I would guess absolutely that the thing will ordinarily be receiving DMX; the PI/PO is only needed if one wants to change the address of the thing.
The pictures I found show PI/PO daisy-chaining, as I noted above, however, I didn't find anything (or, at least, anything I could understand!) about what to do with the first PI line when one doesn't want to fool with the programming. I'd assume (yeah, we all know) that it can simply be left unconnected and insulated, as if it required to be pulled down or something it would be both damned inconvenient to the wirer-upper, and also prone to causing customer complaints when the pulldown wasn't connected.
Although this PI/PO thing is an interesting diversion, not to mention some education, I'd venture that it's not involved in the problem.

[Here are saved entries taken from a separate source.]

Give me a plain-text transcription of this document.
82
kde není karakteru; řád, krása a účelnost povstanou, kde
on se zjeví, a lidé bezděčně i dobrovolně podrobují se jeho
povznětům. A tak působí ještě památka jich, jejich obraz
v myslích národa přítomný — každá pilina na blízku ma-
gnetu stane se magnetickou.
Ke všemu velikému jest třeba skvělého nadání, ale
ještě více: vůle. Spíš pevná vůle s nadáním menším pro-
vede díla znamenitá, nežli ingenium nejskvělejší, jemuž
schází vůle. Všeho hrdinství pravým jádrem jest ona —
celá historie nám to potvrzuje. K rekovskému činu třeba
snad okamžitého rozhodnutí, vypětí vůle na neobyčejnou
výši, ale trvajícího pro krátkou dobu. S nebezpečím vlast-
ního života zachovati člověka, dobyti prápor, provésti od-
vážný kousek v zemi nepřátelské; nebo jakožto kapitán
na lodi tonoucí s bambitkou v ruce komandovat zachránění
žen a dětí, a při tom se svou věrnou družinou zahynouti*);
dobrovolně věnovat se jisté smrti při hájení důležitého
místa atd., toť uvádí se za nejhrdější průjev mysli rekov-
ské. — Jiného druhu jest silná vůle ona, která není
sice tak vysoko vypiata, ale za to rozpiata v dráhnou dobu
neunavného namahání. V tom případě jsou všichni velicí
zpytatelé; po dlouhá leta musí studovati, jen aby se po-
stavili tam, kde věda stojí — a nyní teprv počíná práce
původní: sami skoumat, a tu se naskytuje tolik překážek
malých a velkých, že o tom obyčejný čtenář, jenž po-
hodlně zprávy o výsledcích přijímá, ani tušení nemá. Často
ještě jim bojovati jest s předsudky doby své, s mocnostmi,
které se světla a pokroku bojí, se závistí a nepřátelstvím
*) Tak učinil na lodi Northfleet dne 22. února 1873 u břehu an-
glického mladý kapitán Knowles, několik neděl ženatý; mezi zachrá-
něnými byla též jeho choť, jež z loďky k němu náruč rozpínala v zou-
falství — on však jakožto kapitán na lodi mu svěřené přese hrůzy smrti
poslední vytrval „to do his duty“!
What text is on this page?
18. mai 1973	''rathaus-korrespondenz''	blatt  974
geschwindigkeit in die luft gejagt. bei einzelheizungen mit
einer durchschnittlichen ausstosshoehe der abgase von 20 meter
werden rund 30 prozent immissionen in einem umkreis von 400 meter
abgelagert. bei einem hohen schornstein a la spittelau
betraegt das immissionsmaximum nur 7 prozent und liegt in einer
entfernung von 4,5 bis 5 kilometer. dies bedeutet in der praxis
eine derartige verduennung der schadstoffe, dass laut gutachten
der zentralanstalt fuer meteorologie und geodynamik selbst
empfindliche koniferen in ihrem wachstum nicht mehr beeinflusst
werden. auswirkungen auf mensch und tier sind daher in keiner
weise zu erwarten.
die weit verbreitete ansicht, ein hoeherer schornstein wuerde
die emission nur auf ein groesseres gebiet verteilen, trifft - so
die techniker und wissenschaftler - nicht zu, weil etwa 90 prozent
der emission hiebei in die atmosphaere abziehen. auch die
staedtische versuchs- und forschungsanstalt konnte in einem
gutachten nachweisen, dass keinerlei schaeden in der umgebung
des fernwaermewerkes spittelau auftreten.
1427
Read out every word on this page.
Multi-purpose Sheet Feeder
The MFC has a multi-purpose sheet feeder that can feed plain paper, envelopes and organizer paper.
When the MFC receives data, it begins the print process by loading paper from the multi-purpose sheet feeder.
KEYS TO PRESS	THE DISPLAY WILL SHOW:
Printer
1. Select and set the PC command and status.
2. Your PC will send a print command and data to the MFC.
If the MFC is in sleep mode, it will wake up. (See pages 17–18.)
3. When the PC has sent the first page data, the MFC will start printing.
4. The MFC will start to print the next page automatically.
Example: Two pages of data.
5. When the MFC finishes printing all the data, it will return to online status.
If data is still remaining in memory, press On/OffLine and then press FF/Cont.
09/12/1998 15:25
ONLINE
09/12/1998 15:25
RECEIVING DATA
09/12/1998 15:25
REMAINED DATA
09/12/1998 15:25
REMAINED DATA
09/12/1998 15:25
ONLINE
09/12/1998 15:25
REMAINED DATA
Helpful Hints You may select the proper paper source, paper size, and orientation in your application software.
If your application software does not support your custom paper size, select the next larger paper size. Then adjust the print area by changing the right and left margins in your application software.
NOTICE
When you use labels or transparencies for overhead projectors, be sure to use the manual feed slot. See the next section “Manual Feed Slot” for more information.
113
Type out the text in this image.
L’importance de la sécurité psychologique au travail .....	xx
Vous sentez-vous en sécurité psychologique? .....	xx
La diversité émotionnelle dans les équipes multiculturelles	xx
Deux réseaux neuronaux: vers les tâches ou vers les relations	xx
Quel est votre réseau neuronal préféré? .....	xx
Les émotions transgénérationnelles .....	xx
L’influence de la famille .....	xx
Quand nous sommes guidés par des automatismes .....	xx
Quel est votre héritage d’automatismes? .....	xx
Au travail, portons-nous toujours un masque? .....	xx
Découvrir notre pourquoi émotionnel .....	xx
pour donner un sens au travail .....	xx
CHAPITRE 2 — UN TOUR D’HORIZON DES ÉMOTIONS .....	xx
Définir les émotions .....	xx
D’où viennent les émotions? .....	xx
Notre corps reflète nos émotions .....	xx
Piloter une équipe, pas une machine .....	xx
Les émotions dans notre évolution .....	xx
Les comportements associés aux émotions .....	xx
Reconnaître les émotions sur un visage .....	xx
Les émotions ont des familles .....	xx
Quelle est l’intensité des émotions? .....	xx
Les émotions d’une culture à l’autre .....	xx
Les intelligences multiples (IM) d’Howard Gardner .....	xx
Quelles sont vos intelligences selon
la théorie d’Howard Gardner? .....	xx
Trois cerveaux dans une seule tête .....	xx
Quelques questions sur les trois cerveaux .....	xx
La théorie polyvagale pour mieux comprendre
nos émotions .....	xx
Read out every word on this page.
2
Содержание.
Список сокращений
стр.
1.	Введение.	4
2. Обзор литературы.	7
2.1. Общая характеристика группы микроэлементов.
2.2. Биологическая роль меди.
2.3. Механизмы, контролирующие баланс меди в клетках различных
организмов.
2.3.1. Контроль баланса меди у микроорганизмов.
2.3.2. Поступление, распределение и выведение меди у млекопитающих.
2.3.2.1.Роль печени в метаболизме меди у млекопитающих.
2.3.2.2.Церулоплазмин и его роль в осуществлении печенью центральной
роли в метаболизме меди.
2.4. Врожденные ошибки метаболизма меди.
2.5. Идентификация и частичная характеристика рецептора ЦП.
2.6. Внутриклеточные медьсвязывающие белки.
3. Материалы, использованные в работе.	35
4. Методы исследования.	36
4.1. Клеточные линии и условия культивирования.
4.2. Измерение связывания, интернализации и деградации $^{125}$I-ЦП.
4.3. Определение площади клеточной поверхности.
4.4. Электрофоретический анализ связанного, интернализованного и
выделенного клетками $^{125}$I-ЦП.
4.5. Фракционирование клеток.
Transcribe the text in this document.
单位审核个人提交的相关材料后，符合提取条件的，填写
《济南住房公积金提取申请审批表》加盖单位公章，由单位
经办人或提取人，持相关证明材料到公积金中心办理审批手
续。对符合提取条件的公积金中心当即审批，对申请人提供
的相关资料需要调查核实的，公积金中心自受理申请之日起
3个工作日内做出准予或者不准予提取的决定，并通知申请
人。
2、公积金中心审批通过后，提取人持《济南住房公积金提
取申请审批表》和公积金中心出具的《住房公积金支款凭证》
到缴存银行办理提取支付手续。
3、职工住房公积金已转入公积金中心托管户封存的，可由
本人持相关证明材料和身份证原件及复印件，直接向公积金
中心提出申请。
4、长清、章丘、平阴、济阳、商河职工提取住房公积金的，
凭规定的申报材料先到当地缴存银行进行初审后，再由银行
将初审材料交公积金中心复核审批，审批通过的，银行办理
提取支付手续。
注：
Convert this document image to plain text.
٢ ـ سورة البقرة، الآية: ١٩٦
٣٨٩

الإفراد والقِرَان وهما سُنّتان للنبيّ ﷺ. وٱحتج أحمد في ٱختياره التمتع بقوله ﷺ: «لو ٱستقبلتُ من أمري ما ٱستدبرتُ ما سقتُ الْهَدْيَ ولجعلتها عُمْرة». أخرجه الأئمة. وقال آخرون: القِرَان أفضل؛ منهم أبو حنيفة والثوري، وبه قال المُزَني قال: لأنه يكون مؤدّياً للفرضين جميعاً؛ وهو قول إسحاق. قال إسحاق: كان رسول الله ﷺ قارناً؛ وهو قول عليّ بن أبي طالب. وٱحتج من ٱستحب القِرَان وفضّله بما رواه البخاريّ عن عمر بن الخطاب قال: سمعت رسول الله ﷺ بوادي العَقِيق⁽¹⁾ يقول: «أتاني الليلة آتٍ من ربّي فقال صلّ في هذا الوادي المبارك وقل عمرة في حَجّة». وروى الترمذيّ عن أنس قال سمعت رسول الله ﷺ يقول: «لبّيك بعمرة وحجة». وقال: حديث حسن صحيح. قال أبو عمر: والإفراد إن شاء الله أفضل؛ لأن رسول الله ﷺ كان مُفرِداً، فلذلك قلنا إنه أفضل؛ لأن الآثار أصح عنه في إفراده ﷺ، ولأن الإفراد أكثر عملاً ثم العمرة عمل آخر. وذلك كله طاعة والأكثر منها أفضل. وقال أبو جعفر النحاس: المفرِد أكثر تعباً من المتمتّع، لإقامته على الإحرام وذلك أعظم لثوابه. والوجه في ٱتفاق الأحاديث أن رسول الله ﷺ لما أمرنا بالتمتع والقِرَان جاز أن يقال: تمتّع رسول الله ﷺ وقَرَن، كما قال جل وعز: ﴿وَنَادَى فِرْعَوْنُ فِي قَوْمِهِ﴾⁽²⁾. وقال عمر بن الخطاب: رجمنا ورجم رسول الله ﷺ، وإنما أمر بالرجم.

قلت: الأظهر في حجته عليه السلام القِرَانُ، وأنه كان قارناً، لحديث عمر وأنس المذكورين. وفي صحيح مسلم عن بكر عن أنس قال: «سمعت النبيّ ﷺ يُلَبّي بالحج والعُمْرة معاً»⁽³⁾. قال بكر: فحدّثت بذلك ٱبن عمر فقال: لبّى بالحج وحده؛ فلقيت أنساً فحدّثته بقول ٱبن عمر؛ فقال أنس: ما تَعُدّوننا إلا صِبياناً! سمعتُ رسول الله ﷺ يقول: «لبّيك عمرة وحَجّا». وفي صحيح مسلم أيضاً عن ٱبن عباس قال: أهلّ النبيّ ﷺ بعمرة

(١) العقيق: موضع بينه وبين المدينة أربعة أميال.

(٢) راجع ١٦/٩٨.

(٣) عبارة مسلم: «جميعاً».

Other things that occur - the DMX line should be terminated; if adding termination causes problems, then the problem is not the termination, it's something else that is broken, and the presence or absence of the terminator is just exposing that problem. Also, given that the PI/PO lines are directional (ie PI is in, and PO is out) I wonder if there is some directionality in the DMX flow too, implying DMX buffering per box, which would be, in a cheap Chinese box, highly unlikely, I grant you, but inbuilt buffering is not unheard of.
I'm still in the camp of corrupt signalling; is the CASbox adjacent to the chock blocks, or far, far away? I note the CASbox requires a class II power supply, so an ungrounded power supply.
TimSabre earlier suggested getting a multimeter out, and checking resistances and voltages. I support that suggestion.